KIEV, Ukraine The United States is committed to Ukraine's security and freedom, U.S. Vice President Dick Cheney pledged Friday, suggesting that Russia was posing a "threat of tyranny, economic blackmail and military invasion" to its neighbor.
During a closely watched trip to the ex-Soviet republic, Cheney also repeated that Ukraine would eventually join NATO, despite fierce resistance from Moscow.
The strong words from Cheney the Bush administration's most visible hawk signaled that the United States was intent on cultivating closer ties with Ukraine and its neighbors even after Russia showed it was willing to use military force against countries along its border.
"The United States has a deep and abiding interest in your well-being and security," Cheney said following talks with President Viktor Yushchenko. "We believe in the right of men and women to live without threat of tyranny, economic blackmail and military invasion or intimidation."
The show of support was important for Yushchenko's Western-leaning government, which has become increasingly nervous about its relations with Moscow. Yushchenko has pushed strongly for closer ties with the European Union and NATO, upsetting both the Kremlin and Ukraine's large Russian-speaking minority.
There are concerns the Kremlin might seek to squeeze Ukraine as it tries to reclaim dominance in former Soviet republics. Ukraine, a strategically located country of 46 million, has pipelines that carry Russian gas to European consumers and a Black Sea port that hosts a key Russian naval base.

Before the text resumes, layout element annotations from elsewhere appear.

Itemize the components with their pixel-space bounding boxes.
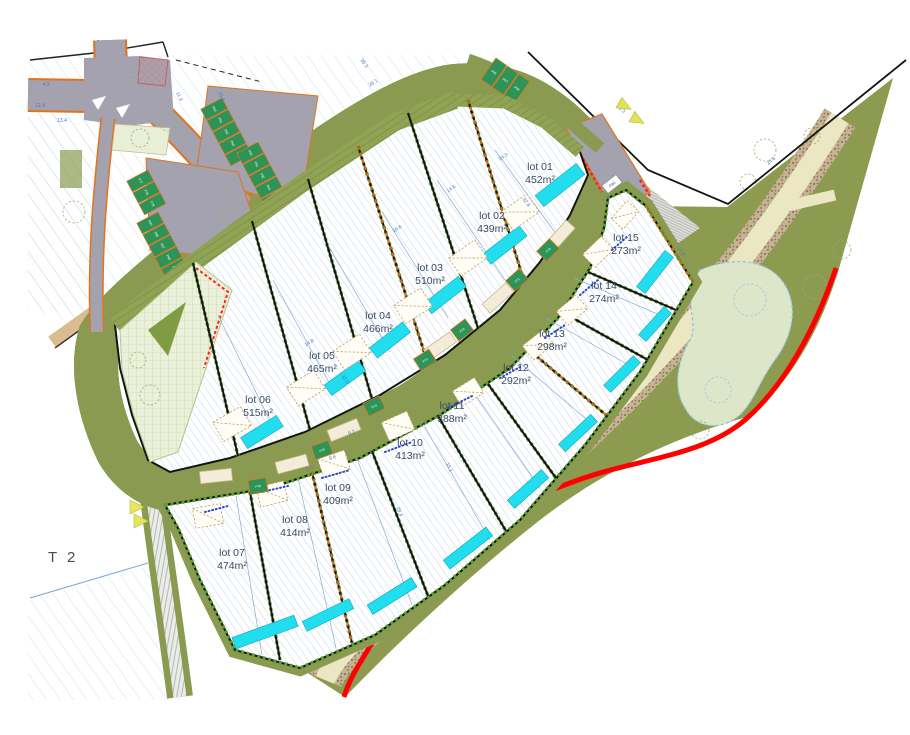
crosswalk-hatch (138, 57, 168, 86)
lot-06-label: lot 06 (245, 394, 271, 406)
site-plan-page: P60 P61 P62 P63 P64 P90 P91 P92 P93 P94 … (0, 0, 910, 735)
triangle-marker-icon (616, 97, 634, 114)
lot-08-area: 414m² (280, 527, 310, 539)
lot-07-label: lot 07 (219, 547, 245, 559)
t2-label: T 2 (48, 549, 78, 566)
dim-label: 4.3 (43, 82, 50, 88)
lot-05-label: lot 05 (309, 350, 335, 362)
dim-label: 13.4 (57, 118, 67, 124)
lot-02-area: 439m² (477, 223, 507, 235)
lot-10-area: 413m² (395, 450, 425, 462)
lot-09-area: 409m² (323, 495, 353, 507)
west-road (28, 95, 88, 96)
lot-14-area: 274m² (589, 293, 619, 305)
dim-label: 12.4 (35, 103, 45, 109)
lot-02-label: lot 02 (479, 210, 505, 222)
lot-14-label: lot 14 (591, 280, 617, 292)
lot-11-area: 388m² (437, 413, 467, 425)
triangle-marker-icon (629, 111, 647, 128)
lot-13-area: 298m² (537, 341, 567, 353)
parcel-west (28, 112, 95, 320)
lot-04-label: lot 04 (365, 310, 391, 322)
lot-01-area: 452m² (525, 174, 555, 186)
lot-03-area: 510m² (415, 275, 445, 287)
lot-11-label: lot 11 (440, 400, 465, 412)
lot-10-label: lot 10 (397, 437, 423, 449)
lot-15-area: 273m² (611, 245, 641, 257)
lot-06-area: 515m² (243, 407, 273, 419)
landscape-square (112, 124, 170, 155)
lot-05-area: 465m² (307, 363, 337, 375)
lot-01-label: lot 01 (527, 161, 553, 173)
lot-03-label: lot 03 (417, 262, 443, 274)
lot-09-label: lot 09 (325, 482, 351, 494)
lot-13-label: lot 13 (539, 328, 565, 340)
lot-08-label: lot 08 (282, 514, 308, 526)
site-plan-drawing: P60 P61 P62 P63 P64 P90 P91 P92 P93 P94 … (0, 0, 910, 735)
lot-07-area: 474m² (217, 560, 247, 572)
lot-04-area: 466m² (363, 323, 393, 335)
lot-15-label: lot 15 (613, 232, 639, 244)
lot-12-label: lot 12 (503, 362, 529, 374)
lot-12-area: 292m² (501, 375, 531, 387)
west-hedge-block (60, 150, 82, 188)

The president also lamented that Russia had used its ships at the Ukrainian port of Sevastopol in the fighting with Georgia a Ukrainian ally. He said only NATO could guarantee Ukraine's independence.
The Georgian war, he said, showed that that "the single, only model for a reliable defense of the territorial integrity of ... Ukraine is joining the all-European, pan-European, North Atlantic system of collective security."
Cheney also met separately with Prime Minister Yulia Tymoshenko, whose aides said they discussed security and energy issues.
Cheney's trip comes at a difficult time in Ukrainian politics: Yushchenko and Tymoshenko are fighting bitterly, setting the government on the verge of collapse. The two are also fierce rivals before the 2010 presidential election.
Prior to Ukraine, Cheney visited oil-rich Azerbaijan and then Georgia, where Russia has recognized the independence of two breakaway Georgian regions: South Ossetia and Abkhazia. Washington also offered Georgia a $1 billion aid package to help it recover from the short but damaging war with Russia over the separatist regions.
Angry Russian officials have repeatedly said U.S. military aid was instrumental in emboldening Georgia to try to retake South Ossetia by force on Aug. 7. The attack sparked five days of fighting and resulted in Russian forces driving into South Ossetia and on into Georgia.
Konstantin Kosachyov, head of the foreign affairs committee in Russia's lower house of parliament, accused Cheney of trying to forge an "anti-Russian axis."
"It's Cheney who was behind all recent events on the former Soviet turf," Kosachyov said Thursday.